L’empreinte carbone du fromage est moins grande que celle de la viande de bœuf ou d’agneau, mais plus que celle du porc, de la volaille ou du lait, montre un classement utilisé par le Forum économique mondial.

« L’impact vient de toutes les ressources dont on a besoin pour élever une vache, pour la nourrir, et aussi des gaz à effet de serre liés au fumier et à la digestion », explique Catherine Houssard, agente de recherche au Centre international de référence sur le cycle de vie des produits, procédés et services (CIRAIG).

Si l’empreinte du fromage est beaucoup plus importante que celle du lait de consommation, c’est que sa fabrication « concentre le gras et les protéines du lait », donc requiert « énormément plus de lait par kilo de produit fini ».

Et la distance parcourue pour se rendre au consommateur québécois, même si elle est moindre pour le lait et le fromage d’ici que pour des légumineuses venues de loin, ne suffit pas à faire pencher la balance.

« Le transport représente moins de 10 % de l’empreinte carbone totale des aliments. C’est la production agricole qui est responsable d’une grande partie des émissions. »

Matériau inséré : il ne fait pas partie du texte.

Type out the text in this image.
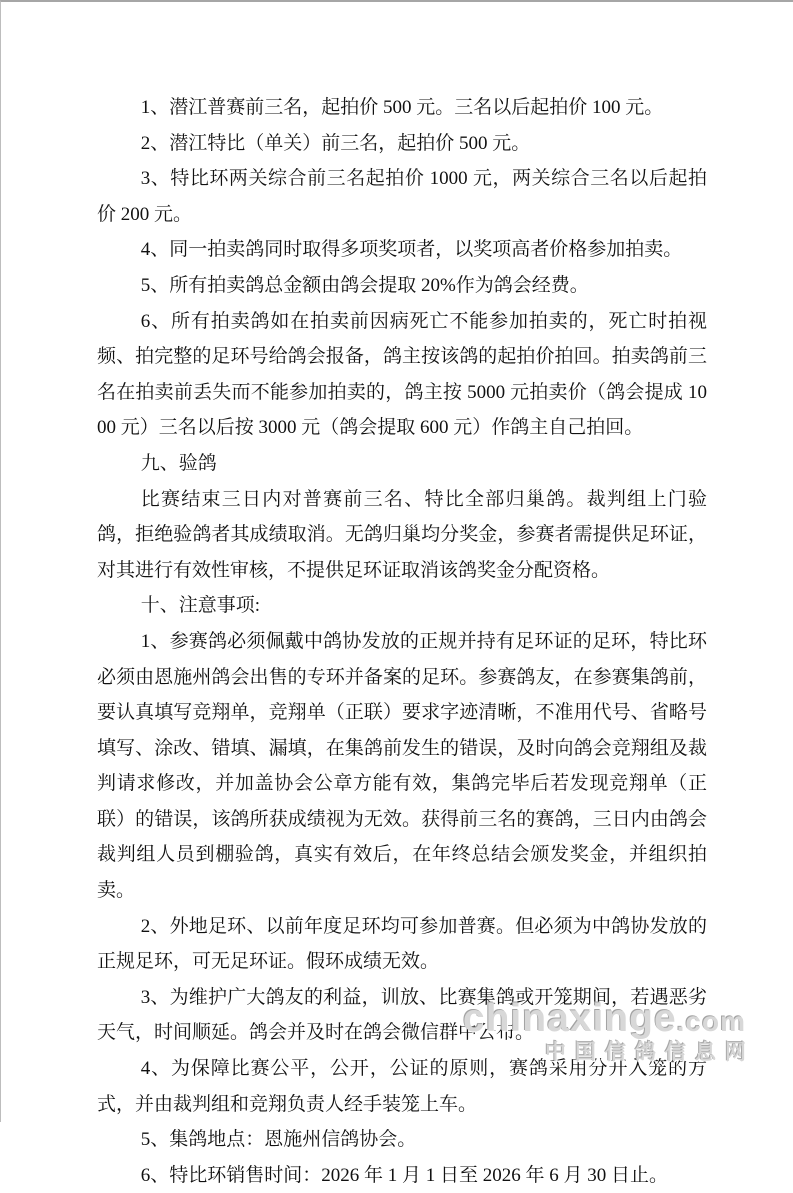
1、潜江普赛前三名，起拍价 500 元。三名以后起拍价 100 元。

2、潜江特比（单关）前三名，起拍价 500 元。

3、特比环两关综合前三名起拍价 1000 元，两关综合三名以后起拍价 200 元。

4、同一拍卖鸽同时取得多项奖项者，以奖项高者价格参加拍卖。

5、所有拍卖鸽总金额由鸽会提取 20%作为鸽会经费。

6、所有拍卖鸽如在拍卖前因病死亡不能参加拍卖的，死亡时拍视频、拍完整的足环号给鸽会报备，鸽主按该鸽的起拍价拍回。拍卖鸽前三名在拍卖前丢失而不能参加拍卖的，鸽主按 5000 元拍卖价（鸽会提成 1000 元）三名以后按 3000 元（鸽会提取 600 元）作鸽主自己拍回。

九、验鸽

比赛结束三日内对普赛前三名、特比全部归巢鸽。裁判组上门验鸽，拒绝验鸽者其成绩取消。无鸽归巢均分奖金，参赛者需提供足环证，对其进行有效性审核，不提供足环证取消该鸽奖金分配资格。

十、注意事项:

1、参赛鸽必须佩戴中鸽协发放的正规并持有足环证的足环，特比环必须由恩施州鸽会出售的专环并备案的足环。参赛鸽友，在参赛集鸽前，要认真填写竞翔单，竞翔单（正联）要求字迹清晰，不准用代号、省略号填写、涂改、错填、漏填，在集鸽前发生的错误，及时向鸽会竞翔组及裁判请求修改，并加盖协会公章方能有效，集鸽完毕后若发现竞翔单（正联）的错误，该鸽所获成绩视为无效。获得前三名的赛鸽，三日内由鸽会裁判组人员到棚验鸽，真实有效后，在年终总结会颁发奖金，并组织拍卖。

2、外地足环、以前年度足环均可参加普赛。但必须为中鸽协发放的正规足环，可无足环证。假环成绩无效。

3、为维护广大鸽友的利益，训放、比赛集鸽或开笼期间，若遇恶劣天气，时间顺延。鸽会并及时在鸽会微信群中公布。

4、为保障比赛公平，公开，公证的原则，赛鸽采用分开入笼的方式，并由裁判组和竞翔负责人经手装笼上车。

5、集鸽地点：恩施州信鸽协会。

6、特比环销售时间：2026 年 1 月 1 日至 2026 年 6 月 30 日止。

chinaxinge.com
中国信鸽信息网
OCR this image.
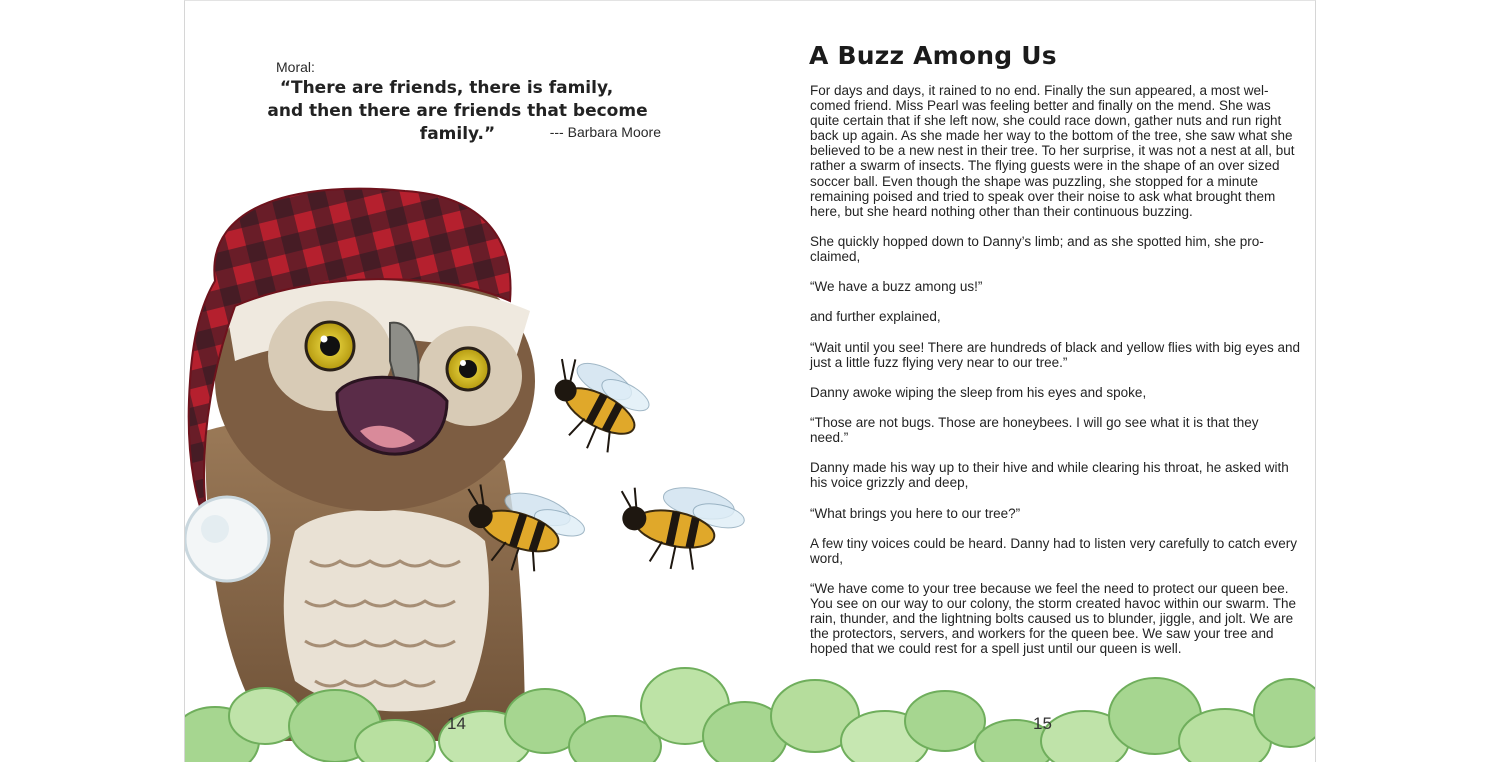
Moral:
“There are friends, there is family,
and then there are friends that become family.”	--- Barbara Moore
A Buzz Among Us

For days and days, it rained to no end. Finally the sun appeared, a most wel-comed friend. Miss Pearl was feeling better and finally on the mend. She was quite certain that if she left now, she could race down, gather nuts and run right back up again. As she made her way to the bottom of the tree, she saw what she believed to be a new nest in their tree. To her surprise, it was not a nest at all, but rather a swarm of insects. The flying guests were in the shape of an over sized soccer ball. Even though the shape was puzzling, she stopped for a minute remaining poised and tried to speak over their noise to ask what brought them here, but she heard nothing other than their continuous buzzing.

She quickly hopped down to Danny’s limb; and as she spotted him, she pro-claimed,

“We have a buzz among us!”

and further explained,

“Wait until you see! There are hundreds of black and yellow flies with big eyes and just a little fuzz flying very near to our tree.”

Danny awoke wiping the sleep from his eyes and spoke,

“Those are not bugs. Those are honeybees. I will go see what it is that they need.”

Danny made his way up to their hive and while clearing his throat, he asked with his voice grizzly and deep,

“What brings you here to our tree?”

A few tiny voices could be heard. Danny had to listen very carefully to catch every word,

“We have come to your tree because we feel the need to protect our queen bee. You see on our way to our colony, the storm created havoc within our swarm. The rain, thunder, and the lightning bolts caused us to blunder, jiggle, and jolt. We are the protectors, servers, and workers for the queen bee. We saw your tree and hoped that we could rest for a spell just until our queen is well.

14	15
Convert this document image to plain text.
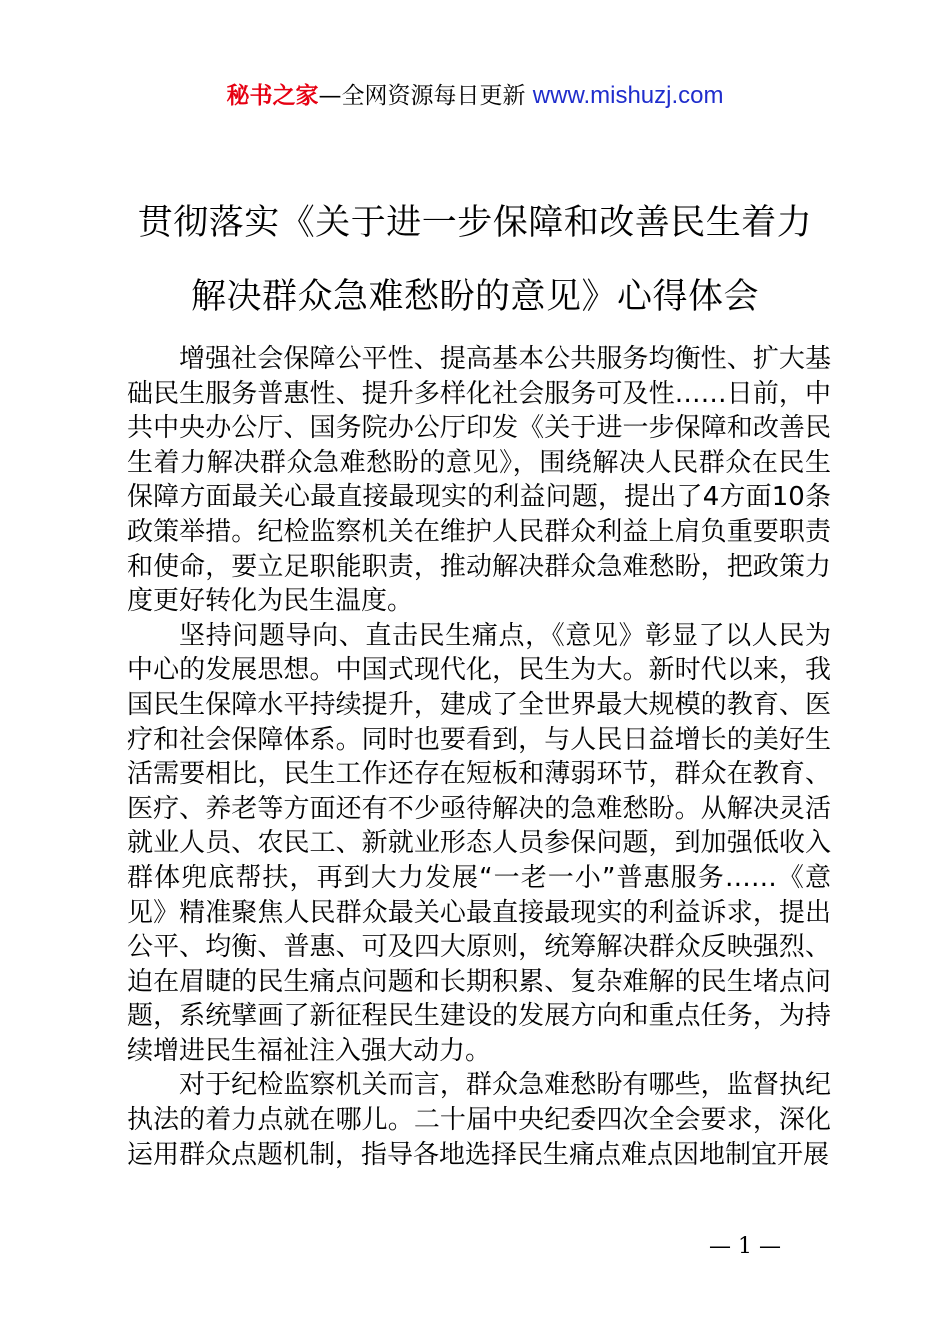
秘书之家—全网资源每日更新 www.mishuzj.com
贯彻落实《关于进一步保障和改善民生着力
解决群众急难愁盼的意见》心得体会

增强社会保障公平性、提高基本公共服务均衡性、扩大基础民生服务普惠性、提升多样化社会服务可及性……日前，中共中央办公厅、国务院办公厅印发《关于进一步保障和改善民生着力解决群众急难愁盼的意见》，围绕解决人民群众在民生保障方面最关心最直接最现实的利益问题，提出了4方面10条政策举措。纪检监察机关在维护人民群众利益上肩负重要职责和使命，要立足职能职责，推动解决群众急难愁盼，把政策力度更好转化为民生温度。

坚持问题导向、直击民生痛点，《意见》彰显了以人民为中心的发展思想。中国式现代化，民生为大。新时代以来，我国民生保障水平持续提升，建成了全世界最大规模的教育、医疗和社会保障体系。同时也要看到，与人民日益增长的美好生活需要相比，民生工作还存在短板和薄弱环节，群众在教育、医疗、养老等方面还有不少亟待解决的急难愁盼。从解决灵活就业人员、农民工、新就业形态人员参保问题，到加强低收入群体兜底帮扶，再到大力发展“一老一小”普惠服务……《意见》精准聚焦人民群众最关心最直接最现实的利益诉求，提出公平、均衡、普惠、可及四大原则，统筹解决群众反映强烈、迫在眉睫的民生痛点问题和长期积累、复杂难解的民生堵点问题，系统擘画了新征程民生建设的发展方向和重点任务，为持续增进民生福祉注入强大动力。

对于纪检监察机关而言，群众急难愁盼有哪些，监督执纪执法的着力点就在哪儿。二十届中央纪委四次全会要求，深化运用群众点题机制，指导各地选择民生痛点难点因地制宜开展

— 1 —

— Catherine Houssard, agente de recherche au Centre international de référence sur le cycle de vie des produits, procédés et services

Pour se rapprocher du goût du fromage, Aviva a fait appel à l’Institut sur la nutrition et les aliments fonctionnels (INAF) de l’Université Laval. « Ils ont fait plusieurs tests avec différents ferments pour trouver les cultures qui donnent des saveurs plus fromagères », précise Mme Zoller.

Des étudiants en sciences des aliments et de la nutrition de l’Université McGill ont aussi été appelés en renfort pour peaufiner les valeurs nutritionnelles.

L’échantillon de « style cheddar » orangé que nous avons goûté était dense, avec une texture un peu granuleuse, rappelant celle d’un fromage vieilli, et avait une saveur assez réussie. Le « style feta » assaisonné d’herbes et d’épices présentait une consistance plus élastique et un parfum très aillé.

Pour l’instant, les produits sont seulement offerts en prévente dans le cadre d’une campagne de sociofinancement, mais ils devraient être distribués dans des épiceries à l’automne, prévoit l’entrepreneure.